Paul Hogan plays Charlie McFarland and Shane Jacobson plays his estranged son, Boots. After a family tragedy Charlie and Boots try and put their differences aside and head off on the road trip of a lifetime - from regional Victoria to the Cape York Peninsula - they overcome many challenges to reach their dream - to fish off the northern most tip of Australia.

A conventional road comedy that gets stuck in second gear.

It is a convention of cinema to open a movie with a bang. You know, an explosion if it’s an action movie, a murder if a thriller, a splatter if a horror, etc. But for his new movie, director Dean Murphy has other ideas. He wants to play with our expectations. For starters, take the poster for his new comedy Charlie and Boots. It has all the promise of a nice, safe, comfy chuckle-fest. There’s Paul Hogan, his larrikin smile still recognisable – even after rumours of cosmetic enhancement – beaming out at you. And next to him is Shane Jacobson, his Kenny rolypoly matey-ness still irresistibly infectious.

Anyway, the movie begins and immediately Murphy goes straight for the emotional jugular: The first scene is a funeral. Everyone is fighting tears or choking them back, including Hoges and Jacobson (who doesn’t look at all at home without his overalls).

The reason for all this grief is that Charlie (Hogan) and Boots (Jacobson) are mourning the loss of Gracie (Peggy Thompson), beloved wife and mother respectively. Not wanting to spare us, Murphy, cuts away from the gravesite and plunges us back to the moment, when, surrounded by friends and family, Mum dropped dead. By this stage, less than five minutes in, I was worried I would never laugh again.

Once this set-up is established the screenplay (by Murphy and Stewart Faichney) doesn’t waste any more time getting the plot underway. It seems that Charlie and Boots are estranged – for reasons that are revealed in lengthy expositional dialogue scenes late in the movie. Boots wants to mend emotional fences with his Old Man and to do this he decides that together they must drive to Cape York, some 3,000km from their home in the dairy district of Victoria. I thought, at this point that if the Old Man was such a curmudgeon, why didn’t he just tell Boots to bugger off and go back to sitting in the dark and being miserable? The answer to such inconvenient philosophical musings is that this is a feel-good buddy road movie star vehicle built for two, and I accepted the fact that no matter what was to happen I was going to be made to feel optimistic. I braced myself.

And so begins a series of serio-comic vignettes in which our heroes banter in small hotel rooms, on the road, and in truck stops. And the gags? Well, they operate at about the level of skit comedy, but you know, with the jokes censored out.

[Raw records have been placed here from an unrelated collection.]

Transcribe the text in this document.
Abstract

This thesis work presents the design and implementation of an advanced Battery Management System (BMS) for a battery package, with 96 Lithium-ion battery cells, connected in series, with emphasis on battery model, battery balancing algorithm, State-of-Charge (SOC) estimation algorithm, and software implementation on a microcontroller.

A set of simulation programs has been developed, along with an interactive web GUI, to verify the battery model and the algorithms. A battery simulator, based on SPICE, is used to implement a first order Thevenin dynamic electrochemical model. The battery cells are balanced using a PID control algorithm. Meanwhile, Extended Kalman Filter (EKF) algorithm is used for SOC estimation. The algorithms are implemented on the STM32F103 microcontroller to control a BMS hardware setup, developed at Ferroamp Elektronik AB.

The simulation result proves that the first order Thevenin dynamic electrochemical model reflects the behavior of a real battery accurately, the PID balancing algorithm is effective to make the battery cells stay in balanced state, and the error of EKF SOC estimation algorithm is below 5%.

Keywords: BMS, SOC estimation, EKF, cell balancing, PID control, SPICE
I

If this review is sounding snide and impatient with material that seems calculated to be inoffensive and well-intentioned, then consider the presence of teen actor Morgan Griffin. The one time teen star of TV kids hit The Sleepover Club is a welcome antidote to the pious mugging of the two stars. But that in itself becomes a problem for the movie because there’s a great gaping void in the middle of the screen every time she disappears from the storyline and there’s no way the collective charisma of the two stars can fill it. Griffin plays a 16 year-old hitchhiker and would-be country singer called Jess, who is given a lift by Charlie and Boots.

They take her to Tamworth, where she sings sweetly and charmingly and we never see her again. And that’s typical of the movie – just when it’s getting good, the interesting characters disappear and we’re stuck with the two leads in a family-conflict sub-plot where Hogan and Jacobson are asked to perform embarrassing angsty scenes of long-suppressed feelings"¦and you’re left wondering what happened to the 'good’ part of 'feel-good’. Charlie and Boots looks and feels like it was made for TV. Even the scenery, flat lands, rolling greenery and pretty country cottages looks puny.

Charlie and Boots is Easy Rider on Mogadon. Or maybe it’s a cinematic-genetic throwback to Bob Hope and Jerry Lewis On the Road movies of the 1940s. It sure is old fashioned.